- BAP No. NV-11-1742-DKiPa (B.A.P. 9th Cir. June 25, 2012)
- AFFIRMING the Bankruptcy Court, the Ninth Circuit Bankruptcy Appellate Panel held that the chapter 7 trustee had standing to appear with respect to Debtors' motion to reopen their chapter 7 case and motion to convert the chapter 7 case to one under chapter 11, and the Bankruptcy Court did not abuse its discretion in denying Debtors' motion to convert, where Debtors did not disclose a personal injury claim in their chapter 7 case; where a discharge was granted and the case closed; where Debtors subsequently filed a personal injury action to recover damages; and where the chapter 7 trustee joined the motion to reopen the chapter 7 case, but opposed the motion to convert. (1) The chapter 7 trustee had standing to appear and be heard with respect to the motions because it would be incongruous to permit a debtor who has failed to disclose assets to use this failure (and the subsequent erroneous closing of the case) as a shield against reopening the case; the distinction between "trustee" and "former trustee" is semantic rather than substantive, and does not effect a talismanic change in the trustee's legal status. (2)The Bankruptcy Court did not abuse its discretion in denying Debtors' motion to convert the reopened case to one under chapter 11 because § 706(a) (providing that a "debtor may convert a case under [chapter 7] to a case under chapter 11 . . ."), read in conjunction with the Supreme Court's decision in Marrama, does not give a debtor an absolute right to convert to one of the reorganization chapters; that Debtors wished to convert to chapter 11 instead of chapter 13, as was the case in Marrama, is not a relevant distinction. By using the Marrama standard, the Bankruptcy Court applied the correct legal standard in denying Debtors' motion to convert. Moreover, the Bankruptcy Court did not abuse its discretion when it denied the motion because it was very careful in its findings of fact to support denial of the motion---that Debtors did not tell the truth and signed things under oath and under penalty of perjury that were not true.
- Procedural context:
- Debtors filed a chapter 7 bankrupty case. After Debtors received their discharge, the chapter 7 trustee was discharged from his duties and the case was closed by final decree. Thereafter, Debtors filed a personal injury action. (Debtors had not disclosed this claim in their schedules or at the meeting of creditors.) Several months after the personal injury action was filed, Debtors filed, in the same pleading, motions to reopen the chapter 7 case and to convert it to one under chapter 11. The Bankruptcy Court granted the motion to reopen the chapter 7 case, but denied the motion to convert the case to one under chapter 11. Debtors appealed, and the Bankruptcy Appellate Panel for the Ninth Circuit AFFIRMED, recognizing a split of authority on a discharged chapter 7 trustee's standing to be heard on a motion to reopen the case, and adopting what appears to be the majority approach of recognizing the trustee's standing in that context.

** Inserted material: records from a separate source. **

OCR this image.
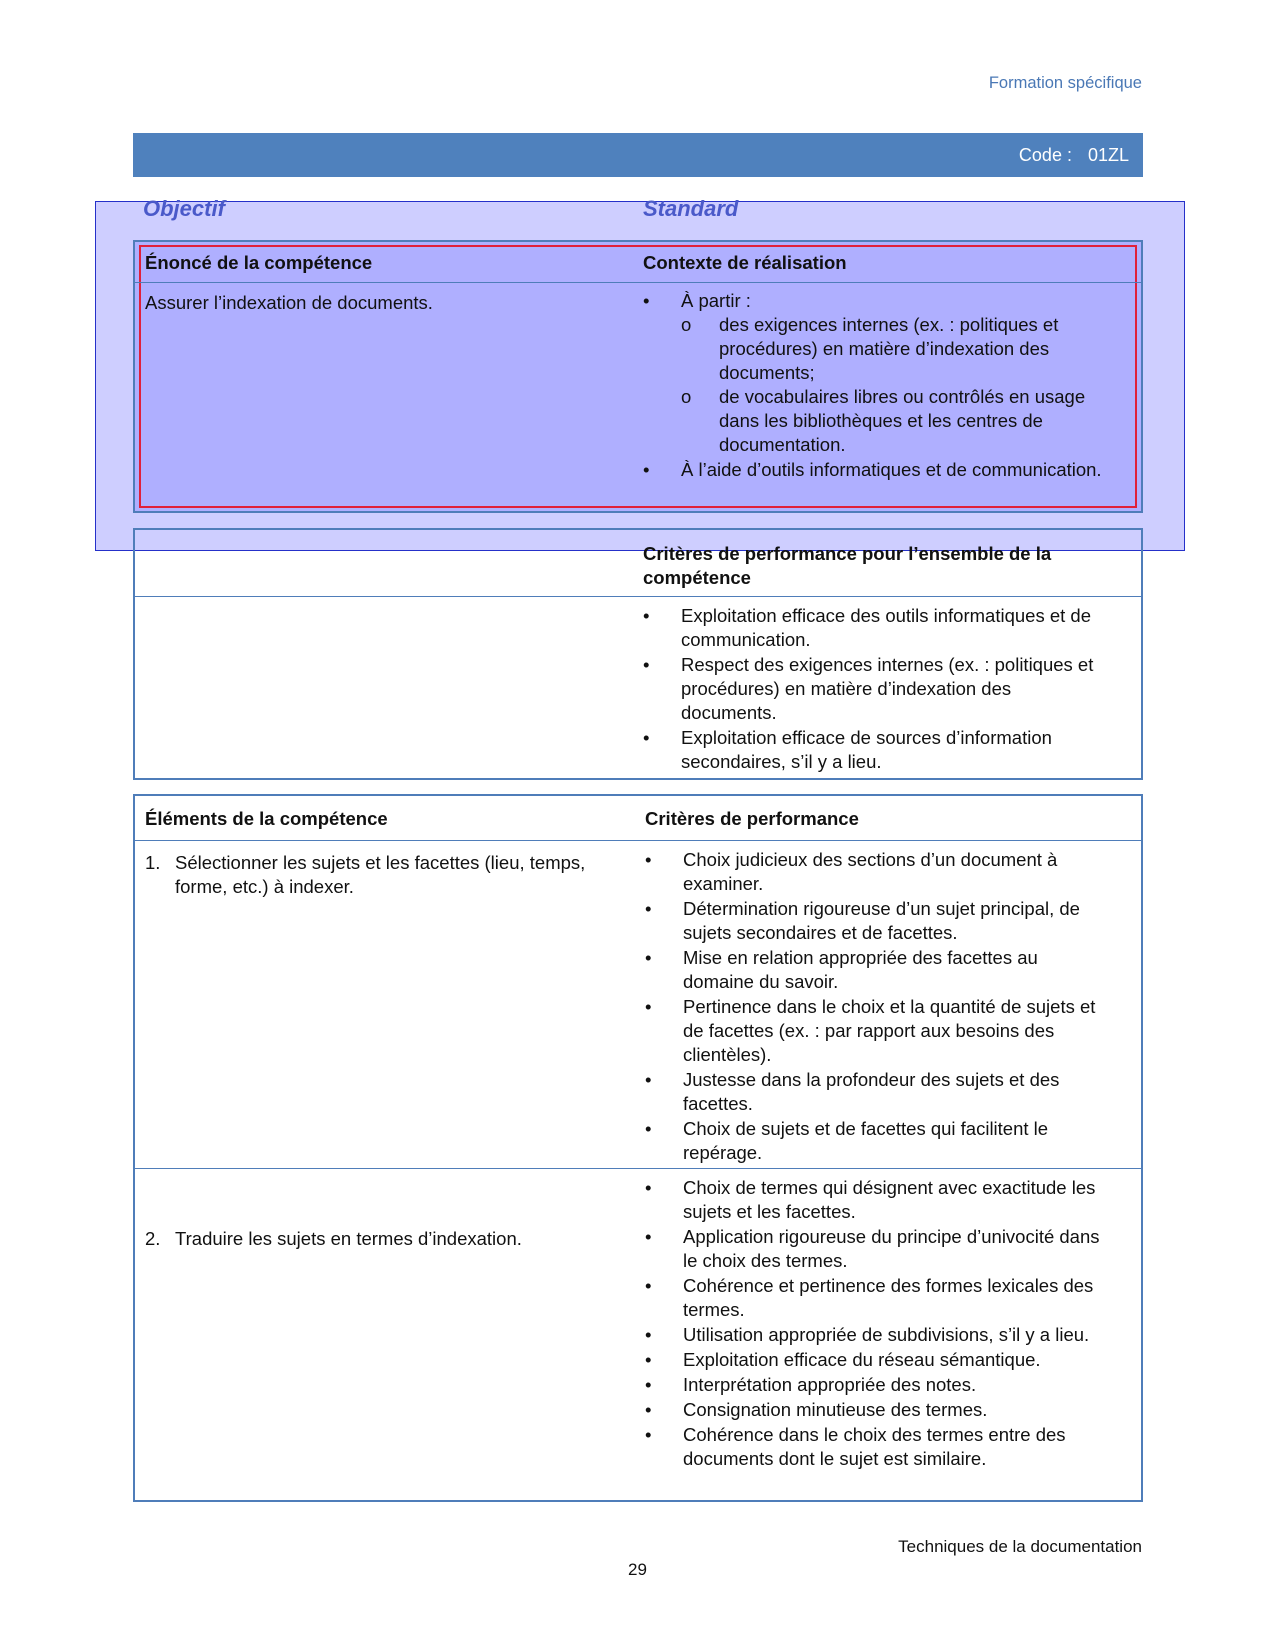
Formation spécifique
Code : 01ZL
Objectif	Standard
Énoncé de la compétence	Contexte de réalisation
Assurer l’indexation de documents.
•	À partir :
o des exigences internes (ex. : politiques et procédures) en matière d’indexation des documents;
o de vocabulaires libres ou contrôlés en usage dans les bibliothèques et les centres de documentation.
• À l’aide d’outils informatiques et de communication.
Critères de performance pour l’ensemble de la compétence
• Exploitation efficace des outils informatiques et de communication.
• Respect des exigences internes (ex. : politiques et procédures) en matière d’indexation des documents.
• Exploitation efficace de sources d’information secondaires, s’il y a lieu.
Éléments de la compétence	Critères de performance
1. Sélectionner les sujets et les facettes (lieu, temps, forme, etc.) à indexer.
• Choix judicieux des sections d’un document à examiner.
• Détermination rigoureuse d’un sujet principal, de sujets secondaires et de facettes.
• Mise en relation appropriée des facettes au domaine du savoir.
• Pertinence dans le choix et la quantité de sujets et de facettes (ex. : par rapport aux besoins des clientèles).
• Justesse dans la profondeur des sujets et des facettes.
• Choix de sujets et de facettes qui facilitent le repérage.
2. Traduire les sujets en termes d’indexation.
• Choix de termes qui désignent avec exactitude les sujets et les facettes.
• Application rigoureuse du principe d’univocité dans le choix des termes.
• Cohérence et pertinence des formes lexicales des termes.
• Utilisation appropriée de subdivisions, s’il y a lieu.
• Exploitation efficace du réseau sémantique.
• Interprétation appropriée des notes.
• Consignation minutieuse des termes.
• Cohérence dans le choix des termes entre des documents dont le sujet est similaire.
Techniques de la documentation
29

- Debtors were involved in a car accident that resulted in substantial personal injuries to them. At some point thereafter, Debtors filed a chapter 7 case. In their schedules, Debtors did not list any unliquidated claims against third parties. Similarly, under penalty of perjury in a bankruptcy questionnaire, they answered that they were not owed money for any reason; that they did not have any claim against anyone not listed in their schedules; and that they had not filed nor do did they have a reason to file any lawsuit against any person for any reason. At the meeting of creditors, Debtors testified that their schedules were true and accurate. After receiving their discharge, Debtors filed suit to recover on their injuries sustained in the accident. Subsequently, Debtors, through new counsel, filed motions to reopen their chapter 7 case and to convert it to a case under chapter 11. The chapter 7 trustee joined Debtors' motion to reopen, but opposed their motion to convert it to one under chapter 11, basing his opposition on Debtors' failure to disclose the personal injury claim. The bankruptcy court granted Debtors' motion to reopen their bankruptcy case, but denied their motion to convert it to one under chapter 11. Debtors appealed.